The federal bankruptcy code governs how bankruptcy courts operate. However, individual states can still implement laws regarding what happens to property during the process.
Before you file a personal bankruptcy, you will want to determine for which type you qualify.
Chapter 7 vs 13 bankruptcy
A Chapter 7 bankruptcy, also known as liquidation bankruptcy, may make you assume you will lose all your property. However, Delaware exemptions allow you to keep the majority of it. You will need to pass a means test to determine if you qualify for a Chapter 7.

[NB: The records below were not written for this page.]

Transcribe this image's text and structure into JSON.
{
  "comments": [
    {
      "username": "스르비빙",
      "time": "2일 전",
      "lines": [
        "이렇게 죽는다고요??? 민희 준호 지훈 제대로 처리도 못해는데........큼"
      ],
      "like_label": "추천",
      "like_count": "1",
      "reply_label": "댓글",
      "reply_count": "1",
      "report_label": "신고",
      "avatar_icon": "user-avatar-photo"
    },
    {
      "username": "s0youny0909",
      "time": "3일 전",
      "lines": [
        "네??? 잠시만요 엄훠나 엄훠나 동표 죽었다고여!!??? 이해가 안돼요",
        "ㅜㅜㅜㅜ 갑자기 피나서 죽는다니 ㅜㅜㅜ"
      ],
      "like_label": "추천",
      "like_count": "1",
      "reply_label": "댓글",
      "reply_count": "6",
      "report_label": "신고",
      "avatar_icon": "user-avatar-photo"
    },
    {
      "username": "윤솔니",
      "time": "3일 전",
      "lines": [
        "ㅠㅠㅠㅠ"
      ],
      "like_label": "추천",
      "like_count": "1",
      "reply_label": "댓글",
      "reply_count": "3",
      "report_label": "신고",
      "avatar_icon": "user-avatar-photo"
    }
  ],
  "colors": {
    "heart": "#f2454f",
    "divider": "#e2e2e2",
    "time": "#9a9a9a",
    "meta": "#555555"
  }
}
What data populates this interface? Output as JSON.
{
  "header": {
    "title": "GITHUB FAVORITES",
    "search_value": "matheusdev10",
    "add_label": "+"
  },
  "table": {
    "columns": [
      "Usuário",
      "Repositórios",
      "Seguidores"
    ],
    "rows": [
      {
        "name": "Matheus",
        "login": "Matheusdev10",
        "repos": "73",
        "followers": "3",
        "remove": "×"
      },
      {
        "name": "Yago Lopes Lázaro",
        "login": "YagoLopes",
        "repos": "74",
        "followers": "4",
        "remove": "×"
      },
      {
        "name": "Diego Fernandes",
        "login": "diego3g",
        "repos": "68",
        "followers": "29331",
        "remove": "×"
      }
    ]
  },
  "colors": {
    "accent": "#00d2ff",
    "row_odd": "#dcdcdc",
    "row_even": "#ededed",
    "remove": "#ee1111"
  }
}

If you have a steady income, you may qualify for a Chapter 13 bankruptcy. The court can force your creditors to reduce your debt and accept the Chapter 13 payment plan. You get to keep most of your property and make monthly payments on a schedule for three to five years. Upon completion, you do not have to pay the remaining balance of your debts.
Secured vs unsecured debt
When you owe a debt to a creditor who has no right to seize property if you default, that is an unsecured debt. When you owe a debt where the creditor could seize property, that is a secured debt. A benefit of filing a Chapter 13 is that you may get to pay off only part of the debt you owe on property, such as your home, vehicles and even furniture, and at the end of the payment period, you still get to keep that property.
Every case is different, and what you keep and lose depends on your income and the type of bankruptcy for which you qualify.